Winery to Watch: Amalie Robert

"Luck is when an opportunity meets a prepared mind."

This is the guiding principle of Ernie Pink and Dena Drews. It’s what led them to buy a cherry orchard 15 miles south of Salem, Oregon in the Willamette Valley, convert it to a vineyard and start making wine. It’s what led our domestic buyer Bryan Brick—on a never-ending quest to fine great Pinot—to find them, and we’re sure it’s part of what will get you to take a chance on their wine.

Still, it wasn’t all luck for the Amalie Robert estate. It took passion, diligence and an attention to detail to get started. Like a lot of people in the domestic wine business, Ernie and Dena weren’t raised in the wine life; they were Pacific Northwest computer nerds first. Trading in keyboards and operating systems for shovels and dirt, they planted grapes: Pinot Noir, Pinot Meunier, Chardonnay and Viognier to silty Bellpine soils. Their first harvest was in 2002. They sold their dry-farmed fruit to a who’s who of Oregon wineries—Elk Cove, Erath, Cristom and Beaux Frères—and made a little wine on the side, always true to the soil and expressions of the vintage, but never enough to make a dent in the marketplace. In 2006, the couple completed construction of a winery as well as their first estate crush, the results of which have just arrived at K&L.

The Amalie Robert wines are only available in a handful of states and have only recently become available here in California. We’re thrilled to be among the first retailers to discover them. These Pinots are elegant, feminine and built to last, whisking the Pinot-lovers on our staff away to their happy place. The 2006 Amalie Robert “Amalie’s Cuvée” Willamette Valley Pinot Noir ($54.99) has a sexy sous bois/musk note to complement the lighter, more ethereal strawberry chiffon, cotton candy and talc aromas that comprise its bouquet. It the mouth it is bright and lovely, with pretty, resonating acidity on the attack. Tart cherry, raspberry and red currant fruit fill the palate like Red Riding Hood’s basket with a lingering finish redolent of lavender and wisteria. This is a very special wine showing much more balance than typical for the vintage.

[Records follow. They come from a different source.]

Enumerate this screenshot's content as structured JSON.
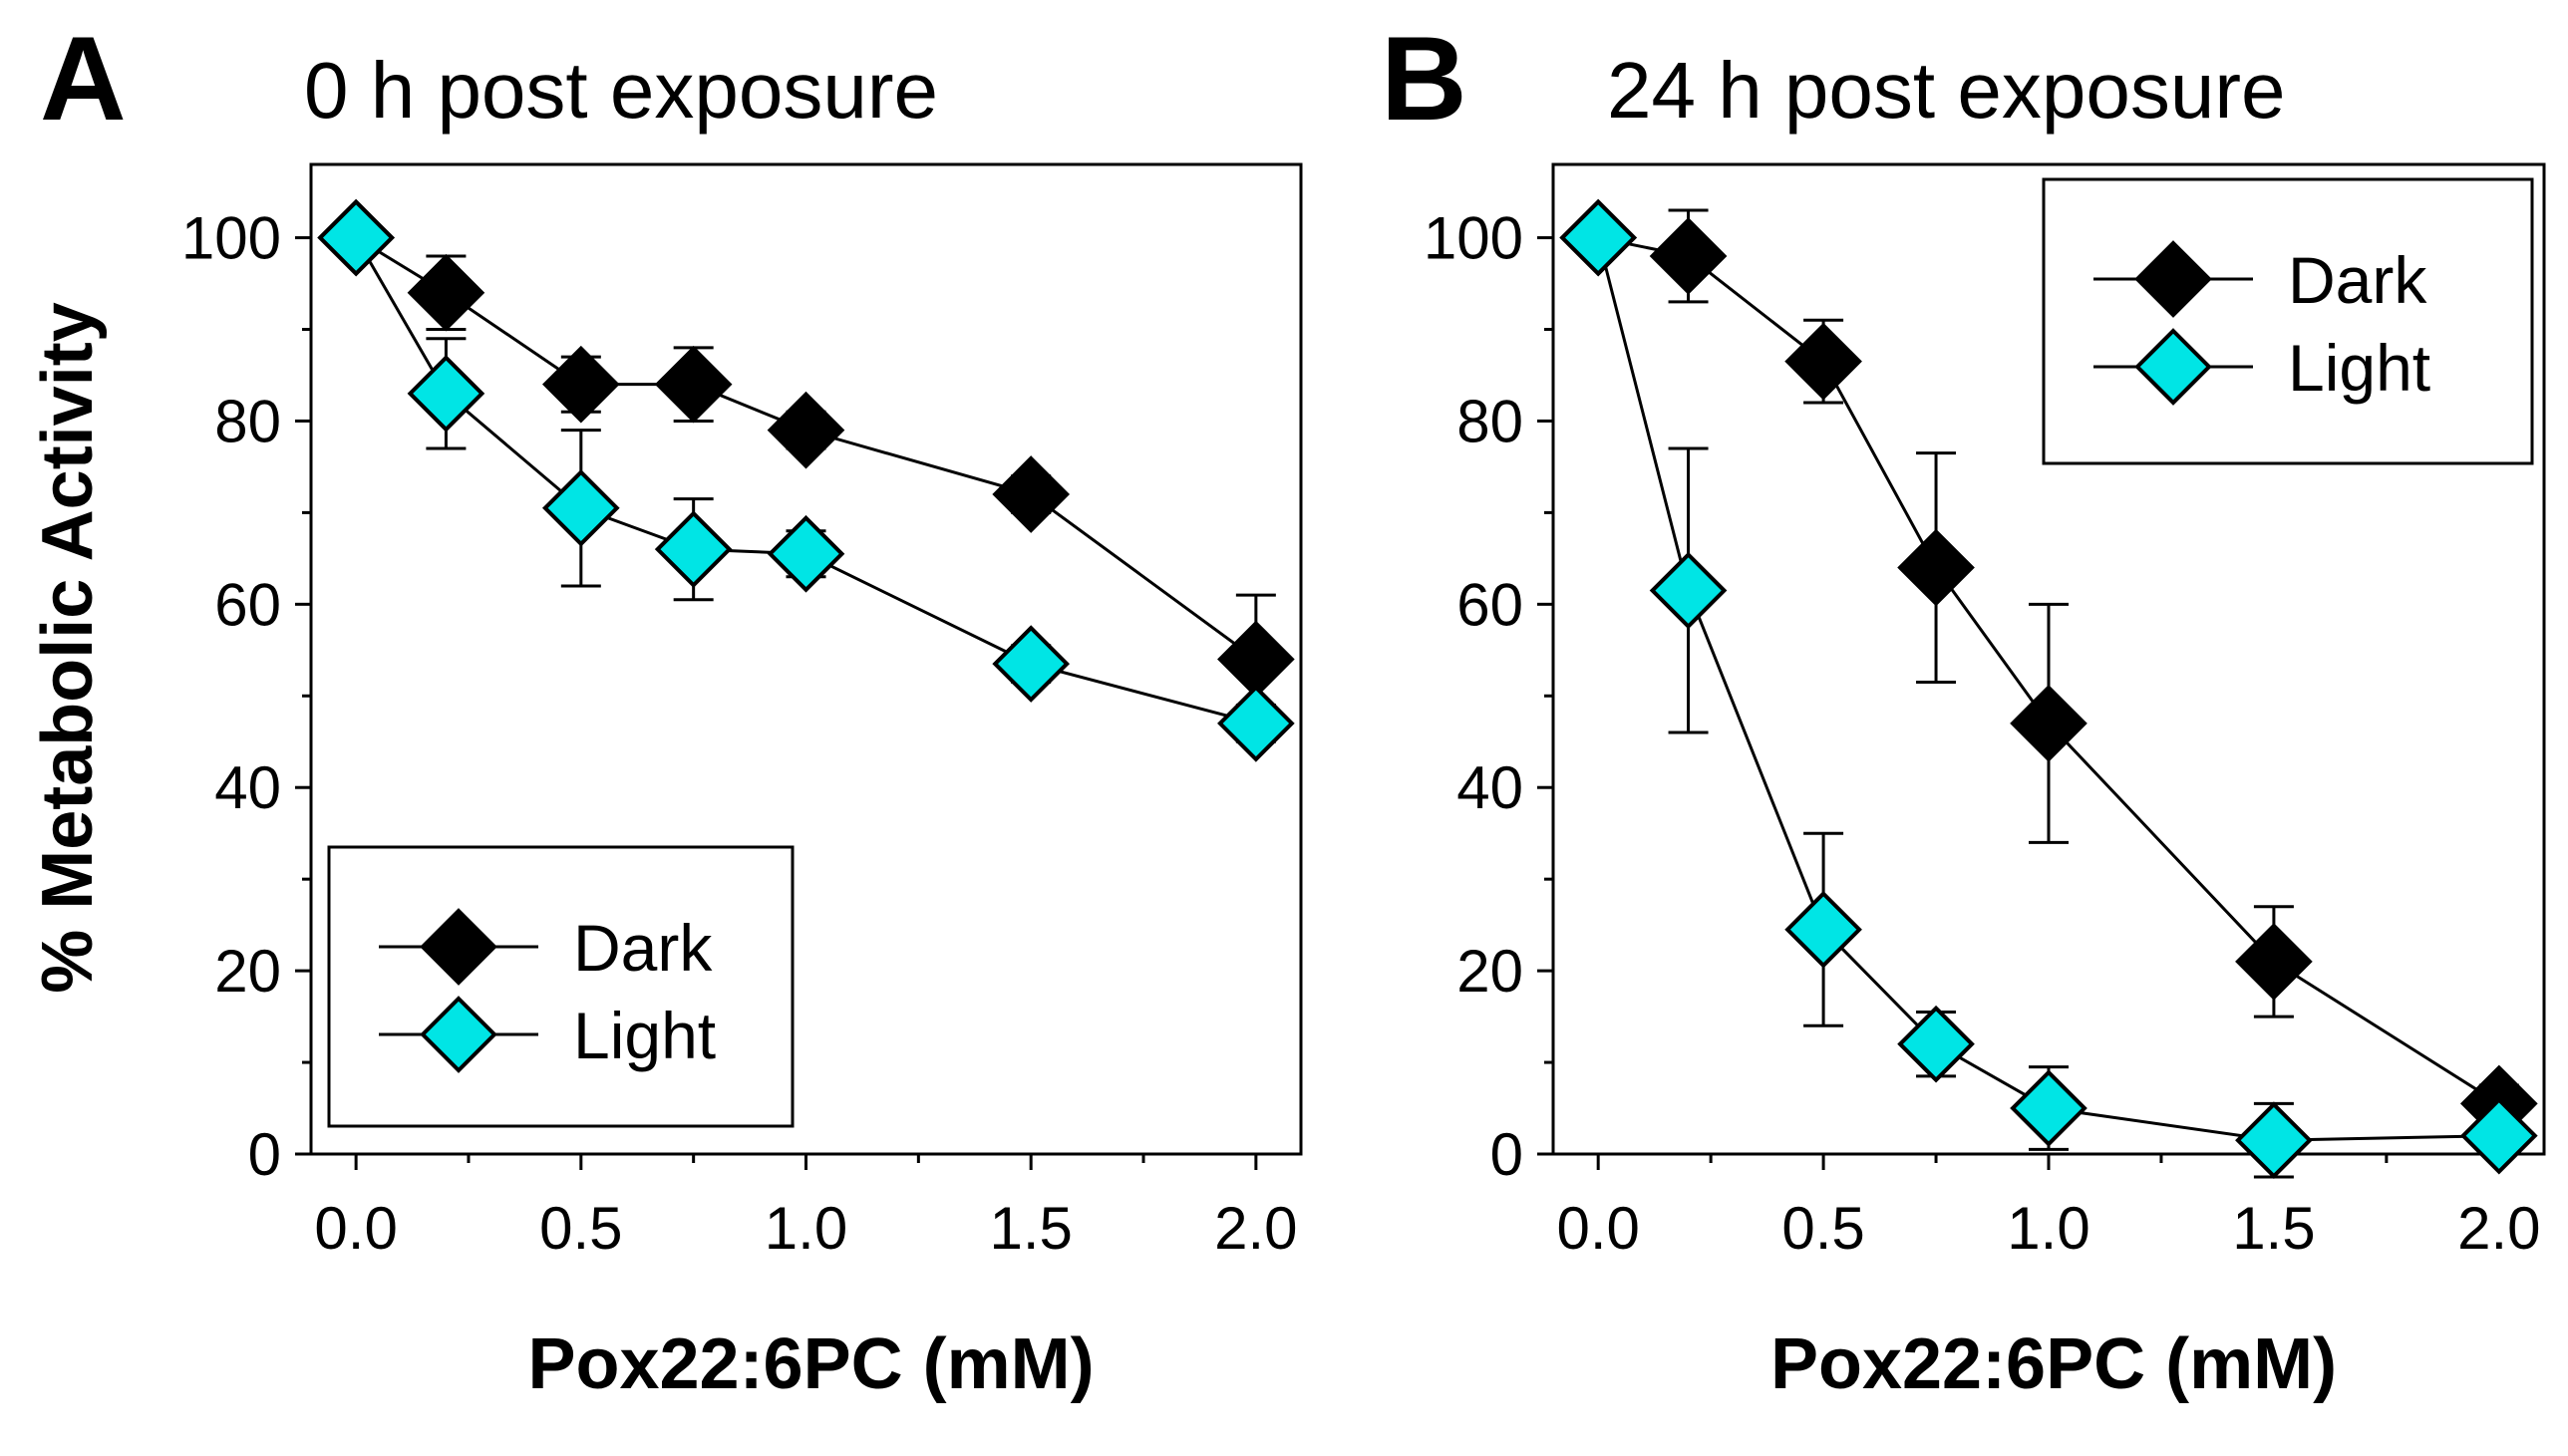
{
  "figure": {
    "ylabel": "% Metabolic Activity"
  },
  "chart_data": [
    {
      "type": "line",
      "panel": "A",
      "title": "0 h post exposure",
      "xlabel": "Pox22:6PC (mM)",
      "ylabel": "% Metabolic Activity",
      "xlim": [
        -0.1,
        2.1
      ],
      "ylim": [
        0,
        108
      ],
      "xticks": [
        "0.0",
        "0.5",
        "1.0",
        "1.5",
        "2.0"
      ],
      "yticks": [
        "0",
        "20",
        "40",
        "60",
        "80",
        "100"
      ],
      "legend_position": "bottom-left",
      "grid": false,
      "series": [
        {
          "name": "Dark",
          "color": "#000000",
          "x": [
            0,
            0.2,
            0.5,
            0.75,
            1.0,
            1.5,
            2.0
          ],
          "y": [
            100,
            94,
            84,
            84,
            79,
            72,
            54
          ],
          "error": [
            0,
            4,
            3,
            4,
            2,
            2,
            7
          ]
        },
        {
          "name": "Light",
          "color": "#00e5e5",
          "x": [
            0,
            0.2,
            0.5,
            0.75,
            1.0,
            1.5,
            2.0
          ],
          "y": [
            100,
            83,
            70.5,
            66,
            65.5,
            53.5,
            47
          ],
          "error": [
            0,
            6,
            8.5,
            5.5,
            2.5,
            2,
            2
          ]
        }
      ]
    },
    {
      "type": "line",
      "panel": "B",
      "title": "24 h post exposure",
      "xlabel": "Pox22:6PC (mM)",
      "ylabel": "% Metabolic Activity",
      "xlim": [
        -0.1,
        2.1
      ],
      "ylim": [
        0,
        108
      ],
      "xticks": [
        "0.0",
        "0.5",
        "1.0",
        "1.5",
        "2.0"
      ],
      "yticks": [
        "0",
        "20",
        "40",
        "60",
        "80",
        "100"
      ],
      "legend_position": "top-right",
      "grid": false,
      "series": [
        {
          "name": "Dark",
          "color": "#000000",
          "x": [
            0,
            0.2,
            0.5,
            0.75,
            1.0,
            1.5,
            2.0
          ],
          "y": [
            100,
            98,
            86.5,
            64,
            47,
            21,
            5.5
          ],
          "error": [
            0,
            5,
            4.5,
            12.5,
            13,
            6,
            2
          ]
        },
        {
          "name": "Light",
          "color": "#00e5e5",
          "x": [
            0,
            0.2,
            0.5,
            0.75,
            1.0,
            1.5,
            2.0
          ],
          "y": [
            100,
            61.5,
            24.5,
            12,
            5,
            1.5,
            2
          ],
          "error": [
            0,
            15.5,
            10.5,
            3.5,
            4.5,
            4,
            0
          ]
        }
      ]
    }
  ]
}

The 2006 Amalie Robert “Dijon Clones” Willamette Valley Pinot Noir ($42.99) is dominated by clone 777, with smaller proportions of 667, 114, 113 and 115, and each selection adds something to the blend. Spicier on the nose than the Amalie’s Cuvée, the Dijon Clones wakes your senses with prickly notes of clove and nutmeg. There’s a nice tension as the wine opens up between the spice and pure red cherry fruit and an alluring fried mushroom umami quality. The wine expresses the vintage by being very ripe, but does it well with spot on flavors and nice drive. It is tangy and fresh with plum, cassis and currant fruit on the pretty, refined finish.